These are two project ideas I’ve had on the backburner for some time that I’d like to experiment with in the desktop VR space when I get the chance; I believe these could work both for a seated experience like DK2 as well as for a room-scale experience like Vive, with appropriate interface adaptations.
The first, Disk City, is based on extending 2D tools designed for filesystem visualization like SequoiaView to the 3D space. We procedurally generate vast 3-dimensional hierarchy visualizations that are intended to resemble the hierarchical structures occurring in real cities, like districts/boroughs, blocks, buildings, floors, rooms, and aisles. The scale of these structures map onto filesize. By exploiting these familiar metaphors, we can allow people to develop a visceral sense for the contents of their filesystem and identify unexpectedly large items to save space; the demo also serves as a prototype for hierarchical visualization in VR that can be applied to other domains such as organizational visualization and software visualization.
The second, Crane Simulator, is intended to authentically simulate the day-to-day job of a crane operator (starting out with a tower crane, but perhaps eventually also including mobile cranes, harbor cranes, and so on). Cranes are critical and highly visible machines used in the construction of tall structures, and involve two main roles, the operator who sits in the cab at the top, and the rigger who directs them from the ground using a standardized system of hand/arm signals.

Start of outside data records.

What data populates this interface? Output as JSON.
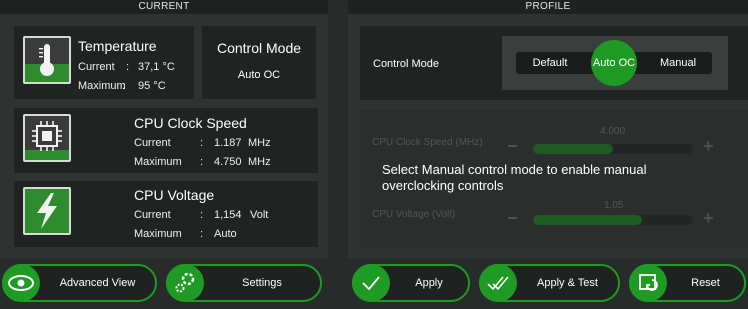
{
  "current": {
    "title": "CURRENT",
    "temperature": {
      "title": "Temperature",
      "current_label": "Current",
      "current_sep": ":",
      "current_value": "37,1 °C",
      "max_label": "Maximum",
      "max_sep": ":",
      "max_value": "95 °C",
      "level": 0.4
    },
    "control_mode": {
      "title": "Control Mode",
      "value": "Auto OC"
    },
    "clock": {
      "title": "CPU Clock Speed",
      "current_label": "Current",
      "current_sep": ":",
      "current_value": "1.187",
      "current_unit": "MHz",
      "max_label": "Maximum",
      "max_sep": ":",
      "max_value": "4.750",
      "max_unit": "MHz"
    },
    "voltage": {
      "title": "CPU Voltage",
      "current_label": "Current",
      "current_sep": ":",
      "current_value": "1,154",
      "current_unit": "Volt",
      "max_label": "Maximum",
      "max_sep": ":",
      "max_value": "Auto"
    }
  },
  "profile": {
    "title": "PROFILE",
    "control_mode_label": "Control Mode",
    "modes": [
      "Default",
      "Auto OC",
      "Manual"
    ],
    "selected_mode": "Auto OC",
    "clock_label": "CPU Clock Speed (MHz)",
    "clock_value": "4.000",
    "clock_fill": 0.5,
    "voltage_label": "CPU Voltage (Volt)",
    "voltage_value": "1,05",
    "voltage_fill": 0.68,
    "minus": "−",
    "plus": "+",
    "overlay_line1": "Select Manual control mode to enable manual",
    "overlay_line2": "overclocking controls"
  },
  "buttons": {
    "advanced_view": "Advanced View",
    "settings": "Settings",
    "apply": "Apply",
    "apply_test": "Apply & Test",
    "reset": "Reset"
  },
  "colors": {
    "accent": "#1f9a24",
    "panel": "#2e3332",
    "card": "#1f2322"
  }
}
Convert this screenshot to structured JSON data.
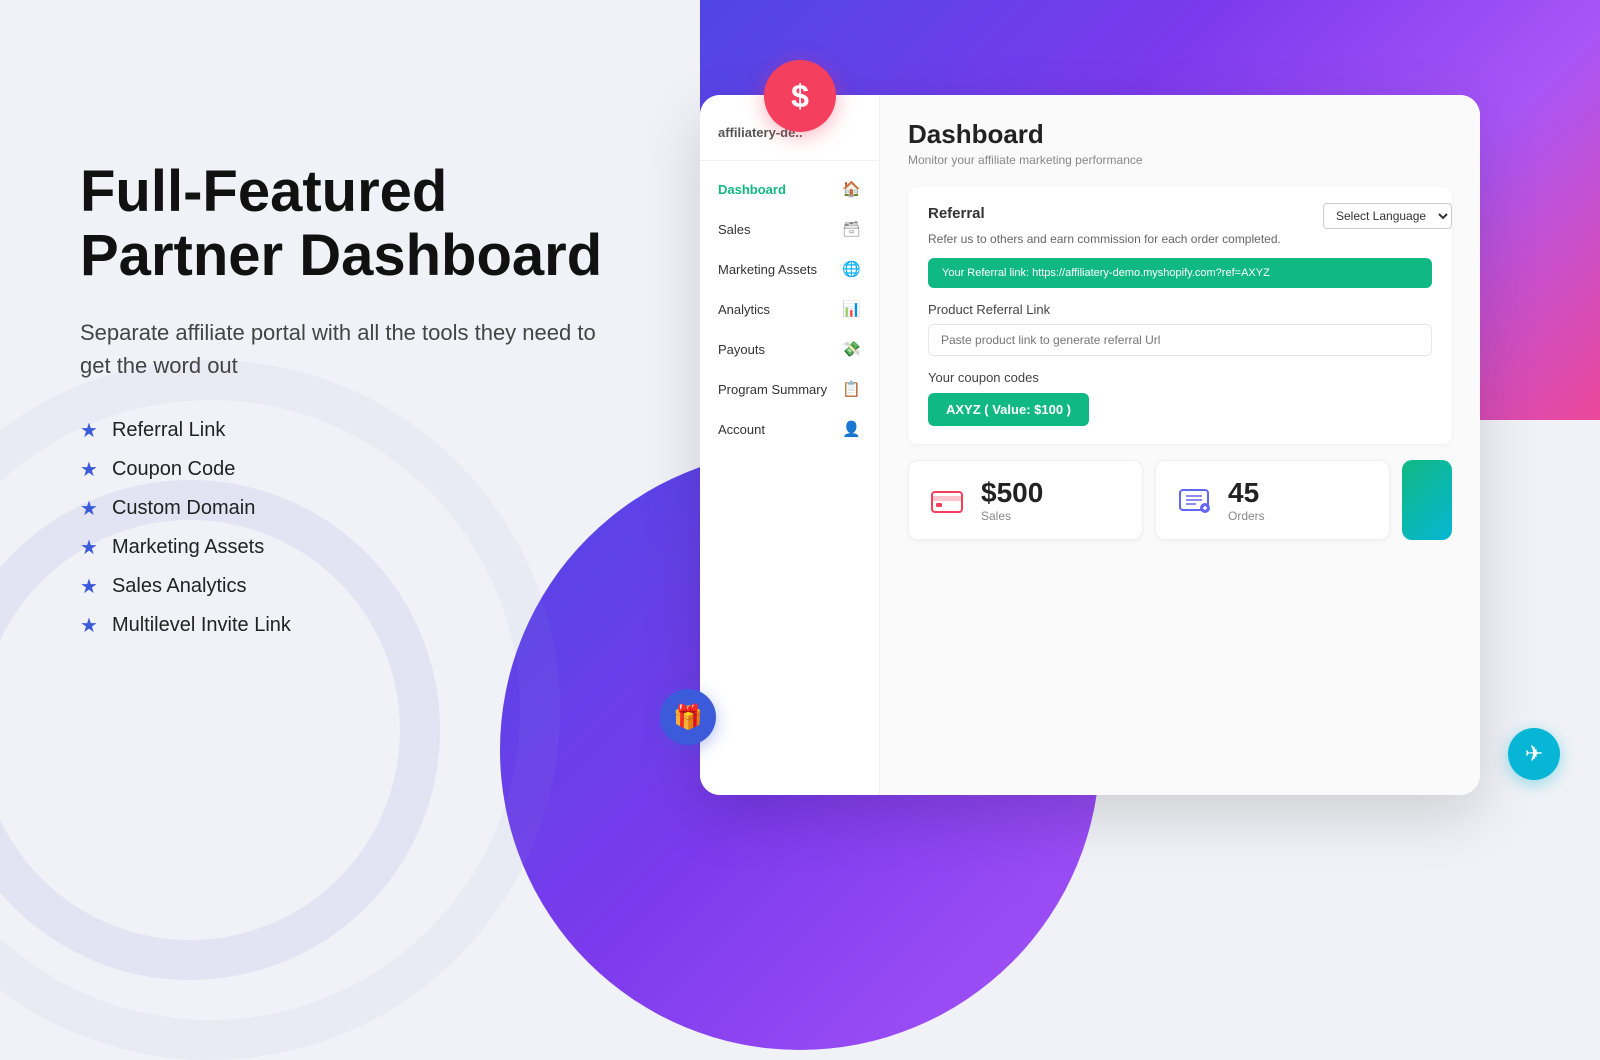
{
  "page": {
    "background_gradient": true,
    "left": {
      "hero_title": "Full-Featured Partner Dashboard",
      "hero_subtitle": "Separate affiliate portal with all the tools they need to get the word out",
      "features": [
        "Referral Link",
        "Coupon Code",
        "Custom Domain",
        "Marketing Assets",
        "Sales Analytics",
        "Multilevel Invite Link"
      ]
    },
    "dollar_badge": "$",
    "gift_badge": "🎁",
    "send_badge": "➤",
    "dashboard": {
      "brand": "affiliatery-de..",
      "language_select_label": "Select Language",
      "nav_items": [
        {
          "label": "Dashboard",
          "icon": "🏠",
          "active": true
        },
        {
          "label": "Sales",
          "icon": "🗃",
          "active": false
        },
        {
          "label": "Marketing Assets",
          "icon": "🌐",
          "active": false
        },
        {
          "label": "Analytics",
          "icon": "📊",
          "active": false
        },
        {
          "label": "Payouts",
          "icon": "💸",
          "active": false
        },
        {
          "label": "Program Summary",
          "icon": "📋",
          "active": false
        },
        {
          "label": "Account",
          "icon": "👤",
          "active": false
        }
      ],
      "main": {
        "title": "Dashboard",
        "subtitle": "Monitor your affiliate marketing performance",
        "referral_section_title": "Referral",
        "referral_description": "Refer us to others and earn commission for each order completed.",
        "referral_link": "Your Referral link: https://affiliatery-demo.myshopify.com?ref=AXYZ",
        "product_link_label": "Product Referral Link",
        "product_link_placeholder": "Paste product link to generate referral Url",
        "coupon_label": "Your coupon codes",
        "coupon_code": "AXYZ ( Value: $100 )",
        "stats": [
          {
            "icon": "💳",
            "icon_type": "sales",
            "value": "$500",
            "label": "Sales"
          },
          {
            "icon": "🛒",
            "icon_type": "orders",
            "value": "45",
            "label": "Orders"
          }
        ]
      }
    }
  }
}
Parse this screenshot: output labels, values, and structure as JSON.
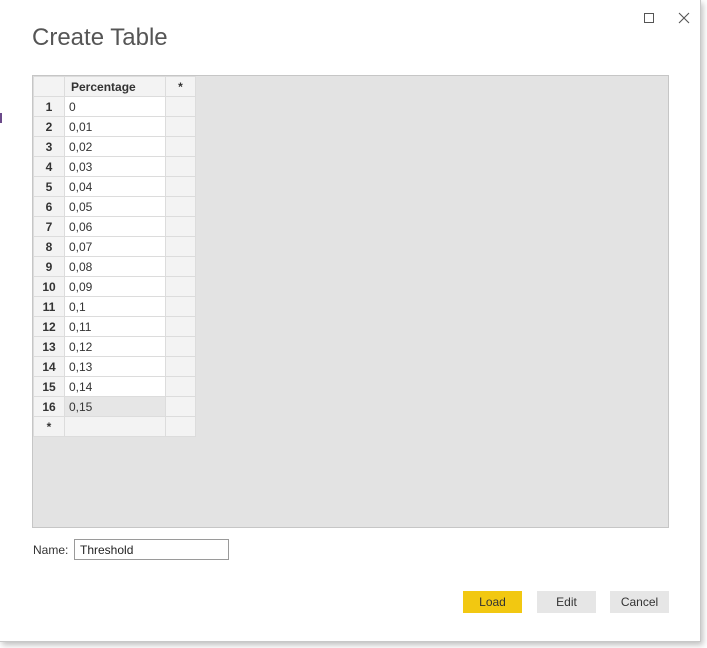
{
  "dialog": {
    "title": "Create Table",
    "maximize_icon": "maximize-icon",
    "close_icon": "close-icon"
  },
  "table": {
    "columns": [
      "Percentage",
      "*"
    ],
    "rows": [
      {
        "index": "1",
        "value": "0"
      },
      {
        "index": "2",
        "value": "0,01"
      },
      {
        "index": "3",
        "value": "0,02"
      },
      {
        "index": "4",
        "value": "0,03"
      },
      {
        "index": "5",
        "value": "0,04"
      },
      {
        "index": "6",
        "value": "0,05"
      },
      {
        "index": "7",
        "value": "0,06"
      },
      {
        "index": "8",
        "value": "0,07"
      },
      {
        "index": "9",
        "value": "0,08"
      },
      {
        "index": "10",
        "value": "0,09"
      },
      {
        "index": "11",
        "value": "0,1"
      },
      {
        "index": "12",
        "value": "0,11"
      },
      {
        "index": "13",
        "value": "0,12"
      },
      {
        "index": "14",
        "value": "0,13"
      },
      {
        "index": "15",
        "value": "0,14"
      },
      {
        "index": "16",
        "value": "0,15"
      }
    ],
    "new_row_marker": "*"
  },
  "name_field": {
    "label": "Name:",
    "value": "Threshold"
  },
  "buttons": {
    "load": "Load",
    "edit": "Edit",
    "cancel": "Cancel"
  },
  "colors": {
    "accent": "#f2c811"
  }
}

A seated VR system could effective replicate the operator experience, providing an authentic set of controls and a high-level overview of the project under construction, while a system like Vive with standing, walking, and powerful hand-tracking could be used to better simulate the rigger’s experience on the ground. The simulator could be played cooperatively by two players, or could have one player move between roles and have the other played by an AI. By working on a variety of structures, the simulator could present various interesting problem solving scenarios. In addition to appealing to gamers interested in problem solving and the construction experience, the simulator could (with careful authentic design) be used for actual vocational training.